Der gute Scammer hat in seinem inventar heute mittag mehr als 200 Knives im wert von pro Knife über 100euro gehabt. Steam ist bereits informiert worden.

Dies bezieht sich auch auf Dota2 Items und co. Passt also auf wen ihr Annehmt!


----------



## thekerub (28. Mai 2014)

Danke für die Warnung. Aber mal ehrlich, wer kauft denn bitte für über 100€ ein Messer in einem Computerspiel? Für ein echtes Messer okay, wenn es ein gutes ist. Aber bei Counter Strike?


----------



## mkay87 (28. Mai 2014)

Und wie genau soll das gehen?


----------



## unre4l (28. Mai 2014)

Ich glaube ich nehme in den nächsten 2 Jahren erst einmal niemanden mehr an


----------



## rackcity (28. Mai 2014)

@thekerub: keine ahung. aber steam macht mit den % die sie sich da abzweigen sehr gut geld. es hat wohl was mit dem besagten internet pe*** zutun 

habe auch nicht sowas.. aber wer sowas haben mag, der soll sichs halt kaufen

@ mkay87: wie genau sowas gehen soll kann ich dir nicht sagen. fakt ist aber das steam in der hinsicht noch große lücken hat. und diese werden natürlich gnadenlos ausgenutzt wie man sieht.

PS: die messer beginnen bei ca 40euro bis hin zu 300+euro. und ja, von den 300+euro knives haben genug leute welche. die welt hat wohl noch immer zuviel geld.. man kann auch so knives von kisten bekommen. die man mit einem key der 1.80€ kostet öffnen kann. jedoch ist die chance 500:1 glaube ein knife zu bekommen. somit kauft sich das jeder für mal  100-300+euro. wenn man rechnet: 500mal 1.80euro: ~900€. somit kaufen die meisten direkt eins.

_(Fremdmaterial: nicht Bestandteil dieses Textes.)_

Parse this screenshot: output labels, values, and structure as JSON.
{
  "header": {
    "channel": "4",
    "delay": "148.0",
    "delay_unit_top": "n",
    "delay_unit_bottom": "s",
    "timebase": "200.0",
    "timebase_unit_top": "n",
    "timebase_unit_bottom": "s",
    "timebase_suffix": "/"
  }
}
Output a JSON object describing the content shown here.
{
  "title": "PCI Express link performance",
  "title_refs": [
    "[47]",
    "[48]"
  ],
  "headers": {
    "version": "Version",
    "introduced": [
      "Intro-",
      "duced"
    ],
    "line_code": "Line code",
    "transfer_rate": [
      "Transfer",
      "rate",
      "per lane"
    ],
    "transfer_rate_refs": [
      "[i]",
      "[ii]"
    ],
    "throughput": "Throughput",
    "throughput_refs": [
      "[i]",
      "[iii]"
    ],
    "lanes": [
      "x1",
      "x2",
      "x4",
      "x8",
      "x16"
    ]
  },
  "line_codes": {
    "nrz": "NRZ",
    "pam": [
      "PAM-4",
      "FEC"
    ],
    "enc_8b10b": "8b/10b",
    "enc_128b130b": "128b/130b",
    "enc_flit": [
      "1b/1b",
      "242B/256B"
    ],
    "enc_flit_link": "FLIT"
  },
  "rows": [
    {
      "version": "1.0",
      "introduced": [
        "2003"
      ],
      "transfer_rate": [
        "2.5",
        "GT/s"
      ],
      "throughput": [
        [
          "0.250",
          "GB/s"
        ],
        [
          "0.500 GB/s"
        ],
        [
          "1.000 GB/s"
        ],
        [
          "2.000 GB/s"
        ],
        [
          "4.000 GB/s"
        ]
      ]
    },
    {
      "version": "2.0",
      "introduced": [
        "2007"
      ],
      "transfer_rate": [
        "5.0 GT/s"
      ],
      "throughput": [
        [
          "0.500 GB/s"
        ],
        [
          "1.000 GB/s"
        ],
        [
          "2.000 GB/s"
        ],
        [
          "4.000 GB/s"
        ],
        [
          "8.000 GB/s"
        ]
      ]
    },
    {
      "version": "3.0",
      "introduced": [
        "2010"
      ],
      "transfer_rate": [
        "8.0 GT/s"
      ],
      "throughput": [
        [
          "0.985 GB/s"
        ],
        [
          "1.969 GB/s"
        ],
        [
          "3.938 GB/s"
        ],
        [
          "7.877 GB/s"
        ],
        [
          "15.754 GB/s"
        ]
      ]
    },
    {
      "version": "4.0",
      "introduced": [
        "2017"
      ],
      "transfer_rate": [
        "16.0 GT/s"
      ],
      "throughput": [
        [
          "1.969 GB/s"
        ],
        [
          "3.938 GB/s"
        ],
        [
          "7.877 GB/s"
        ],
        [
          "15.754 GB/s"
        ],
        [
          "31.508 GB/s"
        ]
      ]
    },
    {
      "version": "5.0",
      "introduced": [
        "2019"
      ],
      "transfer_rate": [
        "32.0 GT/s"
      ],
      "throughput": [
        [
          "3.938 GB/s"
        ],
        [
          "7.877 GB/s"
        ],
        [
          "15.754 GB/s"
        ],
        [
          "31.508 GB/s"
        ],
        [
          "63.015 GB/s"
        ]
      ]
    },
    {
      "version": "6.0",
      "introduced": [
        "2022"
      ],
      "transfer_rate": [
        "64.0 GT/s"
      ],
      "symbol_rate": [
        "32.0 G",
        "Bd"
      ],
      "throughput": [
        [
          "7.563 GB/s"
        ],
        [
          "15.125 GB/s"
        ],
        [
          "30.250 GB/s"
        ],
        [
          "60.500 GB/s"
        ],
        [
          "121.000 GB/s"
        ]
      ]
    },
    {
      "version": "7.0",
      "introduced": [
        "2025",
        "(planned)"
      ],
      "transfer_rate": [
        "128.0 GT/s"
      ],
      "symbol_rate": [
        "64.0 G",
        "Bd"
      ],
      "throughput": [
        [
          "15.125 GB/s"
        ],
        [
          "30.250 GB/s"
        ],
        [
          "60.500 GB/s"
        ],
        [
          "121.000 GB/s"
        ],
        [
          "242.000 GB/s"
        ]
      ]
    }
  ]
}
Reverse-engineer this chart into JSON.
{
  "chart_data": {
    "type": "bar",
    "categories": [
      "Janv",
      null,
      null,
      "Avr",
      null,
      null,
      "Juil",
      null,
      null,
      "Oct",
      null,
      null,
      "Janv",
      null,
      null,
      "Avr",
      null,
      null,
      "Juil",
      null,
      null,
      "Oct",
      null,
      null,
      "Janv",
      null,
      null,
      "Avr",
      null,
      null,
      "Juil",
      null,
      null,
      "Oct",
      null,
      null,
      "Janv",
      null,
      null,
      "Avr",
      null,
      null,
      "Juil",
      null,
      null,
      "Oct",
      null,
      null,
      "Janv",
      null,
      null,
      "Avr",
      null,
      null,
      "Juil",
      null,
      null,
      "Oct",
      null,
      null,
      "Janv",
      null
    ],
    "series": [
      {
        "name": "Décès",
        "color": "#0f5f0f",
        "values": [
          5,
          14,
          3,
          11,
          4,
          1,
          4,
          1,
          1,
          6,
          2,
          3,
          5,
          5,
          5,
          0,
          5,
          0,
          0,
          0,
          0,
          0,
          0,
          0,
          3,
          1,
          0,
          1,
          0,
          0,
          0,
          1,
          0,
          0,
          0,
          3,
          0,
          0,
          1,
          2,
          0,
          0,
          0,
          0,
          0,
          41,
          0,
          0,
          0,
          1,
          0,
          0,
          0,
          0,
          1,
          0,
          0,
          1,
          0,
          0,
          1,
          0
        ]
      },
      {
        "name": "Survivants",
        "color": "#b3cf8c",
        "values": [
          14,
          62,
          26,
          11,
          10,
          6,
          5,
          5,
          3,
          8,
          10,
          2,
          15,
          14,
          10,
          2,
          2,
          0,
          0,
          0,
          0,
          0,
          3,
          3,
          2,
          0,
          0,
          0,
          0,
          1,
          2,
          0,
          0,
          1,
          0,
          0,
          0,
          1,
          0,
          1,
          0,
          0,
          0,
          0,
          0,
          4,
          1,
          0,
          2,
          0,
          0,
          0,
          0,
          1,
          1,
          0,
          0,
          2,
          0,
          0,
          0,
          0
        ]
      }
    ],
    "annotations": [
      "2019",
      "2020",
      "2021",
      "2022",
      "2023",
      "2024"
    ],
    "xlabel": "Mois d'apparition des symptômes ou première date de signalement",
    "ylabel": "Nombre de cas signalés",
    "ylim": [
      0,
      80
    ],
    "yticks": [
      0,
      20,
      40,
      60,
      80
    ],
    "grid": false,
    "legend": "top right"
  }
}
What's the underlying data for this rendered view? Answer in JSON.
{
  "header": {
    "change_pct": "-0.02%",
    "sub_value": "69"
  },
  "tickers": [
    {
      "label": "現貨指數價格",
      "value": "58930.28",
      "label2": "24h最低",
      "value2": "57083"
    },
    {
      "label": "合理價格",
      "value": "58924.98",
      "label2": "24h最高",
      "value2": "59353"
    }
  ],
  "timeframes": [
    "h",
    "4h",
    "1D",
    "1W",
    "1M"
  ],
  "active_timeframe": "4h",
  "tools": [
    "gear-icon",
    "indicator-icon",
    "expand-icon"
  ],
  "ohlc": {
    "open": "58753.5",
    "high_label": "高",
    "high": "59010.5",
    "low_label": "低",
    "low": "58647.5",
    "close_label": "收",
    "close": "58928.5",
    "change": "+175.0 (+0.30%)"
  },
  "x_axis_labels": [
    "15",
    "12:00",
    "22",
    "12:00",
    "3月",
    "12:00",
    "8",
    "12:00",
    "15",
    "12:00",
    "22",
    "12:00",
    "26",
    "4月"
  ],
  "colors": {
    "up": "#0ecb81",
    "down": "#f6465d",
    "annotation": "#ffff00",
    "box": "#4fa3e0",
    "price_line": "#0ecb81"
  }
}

ich weiß auch nicht wie weit sich dieser "hacker" oder was auch immer ausbreiten kann. ob er sogar einen steam account klauen könnte. ohne zugriff auf die email vom acc zu haben. wenn er aber auf den accounts wie oben gesagt schon zugriff hat um dadurch die items zu klauen, dann wird er sicherlich auch die ganzen steam accounts mit abziehen können.


----------



## kero81 (29. Mai 2014)

Danke für die Info!


----------



## morten44e (2. Mai 2015)

Kann man dagegen rechtlich vorgehen?


----------



## Shona (2. Mai 2015)

thekerub schrieb:


> Aber mal ehrlich, wer kauft denn bitte für über 100€ ein Messer in einem Computerspiel?


Ob du es glaubst oder nicht aber die teile gehen für bis zu 500€ weg je nachdem was für eins es ist



morten44e schrieb:


> Kann man dagegen rechtlich vorgehen?


Nicht wirklich, da du erstmal rausfinden musst wie er es gemacht hat.


@Topic
Dies sollte eigentlich nicht mehr so einfach gehen, schon gar nicht wenn die folgende Funktion aktiviert ist. Hat dein Kumpel diese deaktiviert hat er Pech den dann bekommt er nichtmal mehr die Items zurück




			Dieser Inhalt steht nur eingeloggten Mitgliedern zur Verfügung.
        



Aber wenn dein Kumpel bei der CSGOLounge unterwegs ist bekommt er immer solche anfragen. Kaum hab ich dort einen Trade reingestellt bekomme ich 2-3 solcher Anfragen.

Man muss sich nur merken -> Kein Steam Level, kein Spiel im Acc & Account jünger als 1 jahr -> Ignorieren/Blockieren.
Ausnahme: Ihr kennt die Person privat oder durch eine Community/Clan und sogar da sollte man vorsichtig sein.

EDit: Grade erste gesehen das der Thread aus 2014 ist -.-


----------